Così è per la Santissima Trinità, di cui possiamo fare esperienza. Come cristiani riconosciamo la nostra creaturalità, cioè il nostro essere stati pensati e generati alla vita dal Padre, e di Lui sperimentiamo la paternità nella sua misericordia e generosità; siamo stati fecondati dalla parola del Figlio e salvati dal suo amore totale, incommensurabile; siamo consolati dalla tenerezza e dalla dolcissima potenza dello Spirito Santo.

Fare esperienza della Trinità significa entrare nella verità, e «la verità vi farà liberi» (Gv 8,32); significa che ansie e angosce non prendono più il sopravvento nel momento in cui si sperimenta che la realtà dell’amore di Dio supera ogni nostra più sublime aspirazione. Questa percezione ha il potere di liberarci dal peccato, generato dalla paura che schiavizza l’uomo.

Il vangelo di questa solennità ci espone pienamente il senso della vita, che non ha la sua verità nella realizzazione personale bensì nella missione che Gesù consegna agli apostoli: «Andate dunque e fate discepoli tutti i popoli battezzandoli nel nome del Padre, del Figlio e dello Spirito Santo” (Mt 28,19); andate e immergete nella vita divina tutti i popoli, fate sperimentare loro i meravigliosi attributi del Dio Trinità; rendeteli discepoli, ossia possessori di una disciplina che li conduce alla verità tutta intera.

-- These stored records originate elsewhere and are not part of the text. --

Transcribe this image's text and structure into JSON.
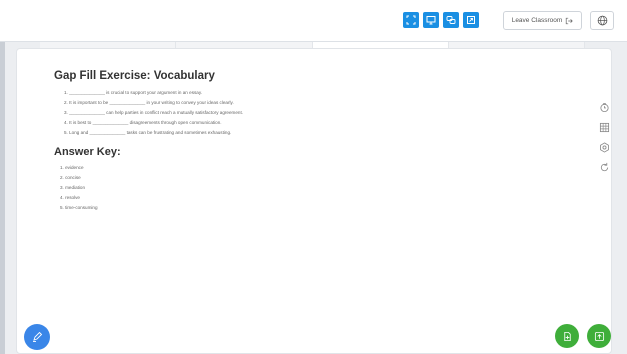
{
  "toolbar": {
    "buttons": [
      {
        "icon": "fullscreen-icon"
      },
      {
        "icon": "screen-share-icon"
      },
      {
        "icon": "chat-icon"
      },
      {
        "icon": "popout-icon"
      }
    ],
    "leave_label": "Leave Classroom",
    "accent_color": "#1a8fe3"
  },
  "document": {
    "title": "Gap Fill Exercise: Vocabulary",
    "questions": [
      "1. ______________ is crucial to support your argument in an essay.",
      "2. It is important to be ______________ in your writing to convey your ideas clearly.",
      "3. ______________ can help parties in conflict reach a mutually satisfactory agreement.",
      "4. It is best to ______________ disagreements through open communication.",
      "5. Long and ______________ tasks can be frustrating and sometimes exhausting."
    ],
    "answer_heading": "Answer Key:",
    "answers": [
      "1. evidence",
      "2. concise",
      "3. mediation",
      "4. resolve",
      "5. time-consuming"
    ]
  },
  "side_tools": [
    "timer-icon",
    "grid-icon",
    "settings-icon",
    "refresh-icon"
  ],
  "fab": {
    "left_color": "#3a86e8",
    "right_color": "#3fae3a"
  }
}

Ciò che Dio ha da consegnare all’uomo è la santità, perché il paradiso è la patria dei santi. La santità è la prospettiva più alta che l’uomo possa contemplare per se stesso ed è l’unica che Dio desidera farci conseguire. Il cammino di santità comincia quando smettiamo di pensare alla vita come un tempo di realizzazione personale, in cui ci sistemiamo in modo più o meno confortevole, ed entriamo invece nella nostra missione che, se è autentica, porterà inevitabilmente alla croce. Queste due categorie – realizzazione personale e missione – si oppongono continuamente e possono simboleggiare l’eterna lotta tra bene e male. Pensiamo a quanto grande sia la differenza di frutti derivanti da un matrimonio inteso come realizzazione personale, dunque volto alla soddisfazione del proprio ego, o come missione, cioè volto alla salvezza dell’altro. Lo stesso vale per la vita consacrata.

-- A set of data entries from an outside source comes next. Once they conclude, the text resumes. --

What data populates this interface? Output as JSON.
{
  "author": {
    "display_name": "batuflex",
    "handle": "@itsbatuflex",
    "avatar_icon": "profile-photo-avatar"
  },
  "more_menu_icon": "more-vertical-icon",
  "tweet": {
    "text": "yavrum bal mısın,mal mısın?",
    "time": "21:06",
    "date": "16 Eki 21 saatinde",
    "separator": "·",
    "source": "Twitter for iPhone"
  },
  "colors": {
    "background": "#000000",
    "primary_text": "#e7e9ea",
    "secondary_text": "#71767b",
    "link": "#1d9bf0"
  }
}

La missione porterà inevitabilmente alla croce, perché «il discepolo non è da più del maestro» (Mt 10,24). Ma la croce non mette fine alla missione, piuttosto mette fine alla realizzazione personale. La croce è il luogo teologico in cui fare esperienza della resurrezione, in cui toccare con mano che, se abbiamo la fede e il coraggio di fare nostre le parole esclamate da Gesù in croce, allora sperimenteremo che Dio ha il potere di farci risorgere più belli di prima e di salvare chi ci sta accanto. La croce da cui non scendere può essere, ad esempio, un matrimonio in frantumi (S. Rita da Cascia docet).

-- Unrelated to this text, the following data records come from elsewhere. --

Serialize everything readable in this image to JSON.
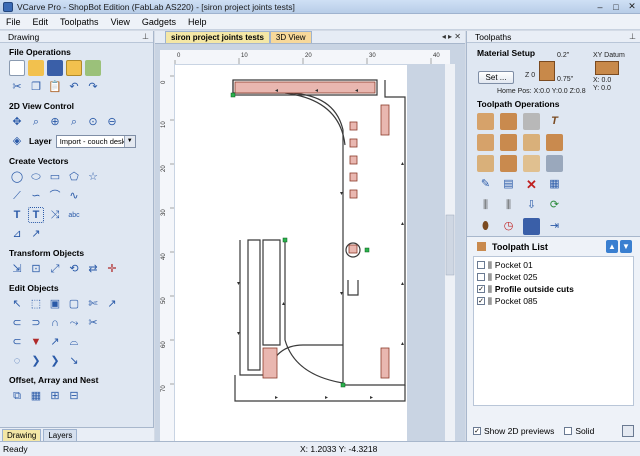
{
  "window": {
    "title": "VCarve Pro - ShopBot Edition (FabLab AS220) - [siron project joints tests]",
    "controls": [
      "–",
      "□",
      "✕"
    ]
  },
  "menu": [
    "File",
    "Edit",
    "Toolpaths",
    "View",
    "Gadgets",
    "Help"
  ],
  "left_panel": {
    "title": "Drawing",
    "sections": {
      "file_ops": "File Operations",
      "view_control": "2D View Control",
      "layer_label": "Layer",
      "layer_value": "Import - couch desk",
      "create_vectors": "Create Vectors",
      "transform": "Transform Objects",
      "edit": "Edit Objects",
      "offset": "Offset, Array and Nest"
    },
    "tabs": [
      "Drawing",
      "Layers"
    ]
  },
  "center": {
    "tabs": [
      "siron project joints tests",
      "3D View"
    ],
    "ruler_top": [
      "0",
      "10",
      "20",
      "30",
      "40"
    ],
    "ruler_left": [
      "0",
      "10",
      "20",
      "30",
      "40",
      "50",
      "60",
      "70"
    ]
  },
  "right_panel": {
    "title": "Toolpaths",
    "material_setup": "Material Setup",
    "set_button": "Set ...",
    "z_top": "0.2\"",
    "z_label": "Z 0",
    "thickness": "0.75\"",
    "home_pos": "Home Pos:  X:0.0 Y:0.0 Z:0.8",
    "xy_datum": "XY Datum",
    "datum_x": "X: 0.0",
    "datum_y": "Y: 0.0",
    "toolpath_ops": "Toolpath Operations",
    "toolpath_list_title": "Toolpath List",
    "toolpaths": [
      {
        "name": "Pocket 01",
        "checked": false,
        "bold": false
      },
      {
        "name": "Pocket 025",
        "checked": false,
        "bold": false
      },
      {
        "name": "Profile outside cuts",
        "checked": true,
        "bold": true
      },
      {
        "name": "Pocket 085",
        "checked": true,
        "bold": false
      }
    ],
    "show_previews": "Show 2D previews",
    "solid": "Solid"
  },
  "status": {
    "ready": "Ready",
    "coords": "X: 1.2033 Y: -4.3218"
  },
  "colors": {
    "accent_tab": "#f4e7a6",
    "panel_bg": "#dfe7f2",
    "vector": "#333333",
    "pocket_fill": "#e9b7b0"
  }
}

E se rimaniamo nella nostra missione: «Io sono con voi tutti i giorni fino alla fine del mondo», ci rassicura Gesù (Mt 28,20): tutti i giorni Egli ci sostiene, in primis col sacramento dell’Eucarestia, a patto che rimaniamo nella nostra missione. Qual è la tua missione che ti ha portato in croce e da cui non devi fuggire?